Biancaneve, la cerva magica lascia la riserva


“C’era una volta un cervo bianco” … sembra quasi l’inizio di una fiaba, di un racconto che si perde nella notte dei tempi; il mito di una creatura leggendaria, che, però, ha le sue radici in qualcosa di molto meno fantastico: la scienza.

La protagonista di questa storia è Biancaneve, cerva divenuta, da qualche anno a questa parte, una sorta di “attrazione” per la riserva di Pian di Spagna, tra le provincie di Como e Sondrio.
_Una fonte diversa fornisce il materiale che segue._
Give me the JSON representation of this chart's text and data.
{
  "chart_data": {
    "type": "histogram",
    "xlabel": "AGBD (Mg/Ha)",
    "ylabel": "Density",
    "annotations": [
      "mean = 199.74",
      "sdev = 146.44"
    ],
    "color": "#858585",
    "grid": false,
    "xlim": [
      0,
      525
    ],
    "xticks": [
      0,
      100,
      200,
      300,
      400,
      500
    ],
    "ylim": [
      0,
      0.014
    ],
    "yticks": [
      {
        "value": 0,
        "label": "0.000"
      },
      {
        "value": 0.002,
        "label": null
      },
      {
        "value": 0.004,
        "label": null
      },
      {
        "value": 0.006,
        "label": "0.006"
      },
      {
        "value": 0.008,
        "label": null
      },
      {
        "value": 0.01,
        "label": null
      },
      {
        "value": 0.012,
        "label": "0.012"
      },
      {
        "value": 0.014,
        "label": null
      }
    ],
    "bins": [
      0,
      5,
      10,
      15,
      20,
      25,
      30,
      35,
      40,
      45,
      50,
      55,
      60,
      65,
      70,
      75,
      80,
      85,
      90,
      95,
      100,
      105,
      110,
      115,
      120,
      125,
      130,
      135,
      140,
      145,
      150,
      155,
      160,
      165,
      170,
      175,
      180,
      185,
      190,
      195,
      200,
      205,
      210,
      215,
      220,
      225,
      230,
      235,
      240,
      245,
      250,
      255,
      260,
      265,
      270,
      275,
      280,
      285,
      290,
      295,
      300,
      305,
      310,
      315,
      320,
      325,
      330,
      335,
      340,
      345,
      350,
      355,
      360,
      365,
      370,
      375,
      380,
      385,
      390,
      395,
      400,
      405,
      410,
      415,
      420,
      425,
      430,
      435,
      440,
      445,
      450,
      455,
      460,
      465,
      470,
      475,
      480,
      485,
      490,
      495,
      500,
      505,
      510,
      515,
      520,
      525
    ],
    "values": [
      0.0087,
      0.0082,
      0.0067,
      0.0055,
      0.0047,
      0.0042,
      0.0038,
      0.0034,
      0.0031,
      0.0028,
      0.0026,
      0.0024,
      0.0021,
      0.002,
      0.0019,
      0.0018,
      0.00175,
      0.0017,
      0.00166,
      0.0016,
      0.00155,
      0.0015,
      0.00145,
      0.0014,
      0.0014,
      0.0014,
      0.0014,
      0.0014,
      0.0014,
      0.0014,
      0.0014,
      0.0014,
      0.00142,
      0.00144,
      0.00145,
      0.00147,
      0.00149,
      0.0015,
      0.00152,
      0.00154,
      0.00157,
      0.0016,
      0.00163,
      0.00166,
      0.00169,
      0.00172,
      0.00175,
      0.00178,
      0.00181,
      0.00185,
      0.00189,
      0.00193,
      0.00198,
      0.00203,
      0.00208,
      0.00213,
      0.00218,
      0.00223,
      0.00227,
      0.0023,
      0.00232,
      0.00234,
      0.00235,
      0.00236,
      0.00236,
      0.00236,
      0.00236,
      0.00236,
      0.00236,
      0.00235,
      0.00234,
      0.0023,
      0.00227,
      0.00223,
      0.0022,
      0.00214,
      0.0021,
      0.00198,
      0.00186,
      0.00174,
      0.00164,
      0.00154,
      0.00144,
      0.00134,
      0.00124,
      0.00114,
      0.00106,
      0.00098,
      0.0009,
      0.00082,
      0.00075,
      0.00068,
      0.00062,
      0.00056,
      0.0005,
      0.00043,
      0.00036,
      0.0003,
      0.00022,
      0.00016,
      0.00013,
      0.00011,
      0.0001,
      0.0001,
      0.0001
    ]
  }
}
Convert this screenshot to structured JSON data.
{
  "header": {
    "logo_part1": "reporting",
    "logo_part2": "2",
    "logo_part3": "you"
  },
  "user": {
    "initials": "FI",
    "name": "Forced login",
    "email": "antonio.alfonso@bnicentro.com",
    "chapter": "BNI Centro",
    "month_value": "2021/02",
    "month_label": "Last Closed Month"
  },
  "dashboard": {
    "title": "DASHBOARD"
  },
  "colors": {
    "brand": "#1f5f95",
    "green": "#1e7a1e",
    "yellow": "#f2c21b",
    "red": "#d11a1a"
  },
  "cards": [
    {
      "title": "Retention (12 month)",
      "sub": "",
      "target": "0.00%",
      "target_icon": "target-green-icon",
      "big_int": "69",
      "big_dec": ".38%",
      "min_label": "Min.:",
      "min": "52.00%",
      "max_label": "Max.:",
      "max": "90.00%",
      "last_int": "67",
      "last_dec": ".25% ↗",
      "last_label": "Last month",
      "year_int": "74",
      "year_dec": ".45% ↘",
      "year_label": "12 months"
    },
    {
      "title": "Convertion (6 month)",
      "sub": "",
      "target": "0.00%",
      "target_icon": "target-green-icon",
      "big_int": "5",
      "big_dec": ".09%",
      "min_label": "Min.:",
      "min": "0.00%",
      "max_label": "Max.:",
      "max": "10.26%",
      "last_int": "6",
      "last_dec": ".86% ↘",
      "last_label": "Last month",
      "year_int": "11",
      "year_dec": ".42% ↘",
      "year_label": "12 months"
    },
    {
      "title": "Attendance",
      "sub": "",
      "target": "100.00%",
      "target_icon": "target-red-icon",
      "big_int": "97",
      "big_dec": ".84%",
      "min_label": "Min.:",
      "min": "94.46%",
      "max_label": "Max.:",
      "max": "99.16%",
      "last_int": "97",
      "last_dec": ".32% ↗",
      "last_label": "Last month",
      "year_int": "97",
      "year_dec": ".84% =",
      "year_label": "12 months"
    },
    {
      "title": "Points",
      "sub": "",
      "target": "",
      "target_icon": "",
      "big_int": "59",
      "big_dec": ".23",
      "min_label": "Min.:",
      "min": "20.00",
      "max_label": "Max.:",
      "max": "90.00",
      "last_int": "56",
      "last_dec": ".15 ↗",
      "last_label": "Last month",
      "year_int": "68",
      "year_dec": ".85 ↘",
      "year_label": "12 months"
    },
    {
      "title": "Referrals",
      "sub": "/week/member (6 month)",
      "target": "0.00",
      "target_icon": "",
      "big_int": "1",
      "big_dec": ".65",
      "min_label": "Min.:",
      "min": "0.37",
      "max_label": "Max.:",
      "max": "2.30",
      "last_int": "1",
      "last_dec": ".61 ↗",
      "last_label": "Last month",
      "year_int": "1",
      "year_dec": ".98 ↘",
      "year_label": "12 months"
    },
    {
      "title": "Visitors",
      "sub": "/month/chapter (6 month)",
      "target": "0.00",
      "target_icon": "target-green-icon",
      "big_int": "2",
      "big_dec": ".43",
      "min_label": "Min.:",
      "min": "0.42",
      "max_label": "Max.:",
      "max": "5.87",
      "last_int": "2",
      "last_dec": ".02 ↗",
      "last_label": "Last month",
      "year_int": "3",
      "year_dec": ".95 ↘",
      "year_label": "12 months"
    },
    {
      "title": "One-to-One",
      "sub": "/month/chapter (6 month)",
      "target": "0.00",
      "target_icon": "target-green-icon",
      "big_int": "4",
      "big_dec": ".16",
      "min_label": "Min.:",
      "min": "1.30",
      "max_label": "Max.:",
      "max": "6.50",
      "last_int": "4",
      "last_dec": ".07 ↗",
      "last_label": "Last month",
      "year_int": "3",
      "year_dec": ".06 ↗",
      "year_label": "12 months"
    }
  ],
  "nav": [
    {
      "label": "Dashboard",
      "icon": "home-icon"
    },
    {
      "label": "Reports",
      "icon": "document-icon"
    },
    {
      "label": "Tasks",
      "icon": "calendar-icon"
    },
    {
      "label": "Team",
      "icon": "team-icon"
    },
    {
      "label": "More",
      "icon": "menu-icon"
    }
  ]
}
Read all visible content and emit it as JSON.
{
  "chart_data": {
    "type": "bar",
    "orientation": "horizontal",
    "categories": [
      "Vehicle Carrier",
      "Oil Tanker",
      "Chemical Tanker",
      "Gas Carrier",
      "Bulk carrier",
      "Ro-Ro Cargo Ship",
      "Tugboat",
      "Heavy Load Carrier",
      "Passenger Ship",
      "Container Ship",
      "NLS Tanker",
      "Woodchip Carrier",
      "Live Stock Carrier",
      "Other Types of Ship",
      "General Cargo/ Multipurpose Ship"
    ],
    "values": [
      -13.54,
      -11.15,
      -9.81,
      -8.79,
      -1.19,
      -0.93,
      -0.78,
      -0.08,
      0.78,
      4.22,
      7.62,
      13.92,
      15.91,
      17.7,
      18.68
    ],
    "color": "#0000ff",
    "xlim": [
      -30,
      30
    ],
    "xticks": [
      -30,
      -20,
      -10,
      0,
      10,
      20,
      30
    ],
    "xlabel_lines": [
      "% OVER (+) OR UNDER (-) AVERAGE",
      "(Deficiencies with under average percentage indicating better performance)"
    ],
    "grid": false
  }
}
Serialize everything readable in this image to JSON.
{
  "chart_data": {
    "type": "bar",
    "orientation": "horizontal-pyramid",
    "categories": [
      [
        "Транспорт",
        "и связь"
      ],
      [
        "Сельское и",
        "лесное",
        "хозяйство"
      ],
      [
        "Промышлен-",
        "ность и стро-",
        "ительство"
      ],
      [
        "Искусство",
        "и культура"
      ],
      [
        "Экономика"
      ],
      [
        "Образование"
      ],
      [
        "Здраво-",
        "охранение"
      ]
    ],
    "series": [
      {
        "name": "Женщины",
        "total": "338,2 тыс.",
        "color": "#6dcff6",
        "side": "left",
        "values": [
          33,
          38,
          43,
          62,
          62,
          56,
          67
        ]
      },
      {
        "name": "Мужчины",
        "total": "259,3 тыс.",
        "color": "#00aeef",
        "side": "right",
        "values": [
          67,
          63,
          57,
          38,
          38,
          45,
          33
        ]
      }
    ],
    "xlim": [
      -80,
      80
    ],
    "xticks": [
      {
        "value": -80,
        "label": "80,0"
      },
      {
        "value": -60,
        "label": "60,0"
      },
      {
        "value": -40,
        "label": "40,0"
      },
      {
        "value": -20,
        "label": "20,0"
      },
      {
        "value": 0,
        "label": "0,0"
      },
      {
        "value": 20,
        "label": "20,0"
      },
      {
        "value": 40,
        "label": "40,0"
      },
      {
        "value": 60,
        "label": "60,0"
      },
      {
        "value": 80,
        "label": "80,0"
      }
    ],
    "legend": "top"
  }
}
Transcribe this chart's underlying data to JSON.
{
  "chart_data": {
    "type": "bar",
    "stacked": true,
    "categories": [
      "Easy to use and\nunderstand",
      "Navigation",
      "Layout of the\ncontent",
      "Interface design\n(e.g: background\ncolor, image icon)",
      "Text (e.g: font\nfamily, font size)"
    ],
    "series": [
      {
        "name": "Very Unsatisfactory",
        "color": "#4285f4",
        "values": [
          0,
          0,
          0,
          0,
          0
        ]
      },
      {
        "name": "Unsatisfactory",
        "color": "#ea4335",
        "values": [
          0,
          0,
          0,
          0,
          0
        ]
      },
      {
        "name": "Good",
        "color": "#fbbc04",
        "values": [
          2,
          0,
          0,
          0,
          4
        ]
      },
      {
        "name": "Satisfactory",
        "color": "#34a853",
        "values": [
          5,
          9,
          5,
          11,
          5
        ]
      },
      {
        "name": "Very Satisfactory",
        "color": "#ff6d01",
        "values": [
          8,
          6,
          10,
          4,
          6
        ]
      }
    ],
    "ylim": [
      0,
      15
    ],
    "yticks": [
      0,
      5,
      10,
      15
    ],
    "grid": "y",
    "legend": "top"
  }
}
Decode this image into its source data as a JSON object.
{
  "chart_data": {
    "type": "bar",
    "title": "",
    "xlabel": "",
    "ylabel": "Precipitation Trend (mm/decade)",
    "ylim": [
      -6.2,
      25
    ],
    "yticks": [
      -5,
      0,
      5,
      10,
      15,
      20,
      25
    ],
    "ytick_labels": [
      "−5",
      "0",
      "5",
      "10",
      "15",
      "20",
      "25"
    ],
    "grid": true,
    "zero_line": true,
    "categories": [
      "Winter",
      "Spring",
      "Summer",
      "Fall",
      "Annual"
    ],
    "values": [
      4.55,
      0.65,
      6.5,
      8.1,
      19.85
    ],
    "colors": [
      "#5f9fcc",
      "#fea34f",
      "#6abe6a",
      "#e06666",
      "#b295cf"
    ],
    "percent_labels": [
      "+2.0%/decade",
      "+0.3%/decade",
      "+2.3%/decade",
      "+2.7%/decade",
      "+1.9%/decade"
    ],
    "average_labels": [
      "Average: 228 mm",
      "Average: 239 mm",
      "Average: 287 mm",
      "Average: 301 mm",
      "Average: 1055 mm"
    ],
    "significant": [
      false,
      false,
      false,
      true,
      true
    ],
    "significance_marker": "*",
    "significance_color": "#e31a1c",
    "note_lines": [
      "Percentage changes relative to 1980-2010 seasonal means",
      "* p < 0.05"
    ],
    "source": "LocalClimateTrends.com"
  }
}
La sua principale caratteristica, come suggerisce il nome stesso, sta nel suo manto niveo, un particolare che la rende più unica che rara: si conta, infatti, un cervo bianco ogni ventimila esemplari.


Marco Testa, ex guardiacaccia e attuale comandante della polizia provinciale di Como, esclude l’ipotesi di una Biancaneve albina (avrebbe gli occhi rossi, come succede negli altri animali) e pensa, piuttosto, a un caso di leucismo; una piccola variazione genetica che, però, non consente la mimetizzazione, rendendo difficile la sopravvivenza degli esemplari affetti.

Ma Biancaneve non è soltanto nel mirino dei predatori: a darle la caccia ci sono anche i bracconieri, attratti dalle prospettive di un guadagno maggiore, sebbene leggenda narri che la sua uccisione porti sfortuna. L’attenzione dei curiosi, tra escursionisti e fotografi, però, sembra avere infastidito non poco la bella Biancaneve, che da qualche tempo non si fa più vedere al Pian di Spagna; chissà che non sia saltellata altrove, in fuga dalla fama.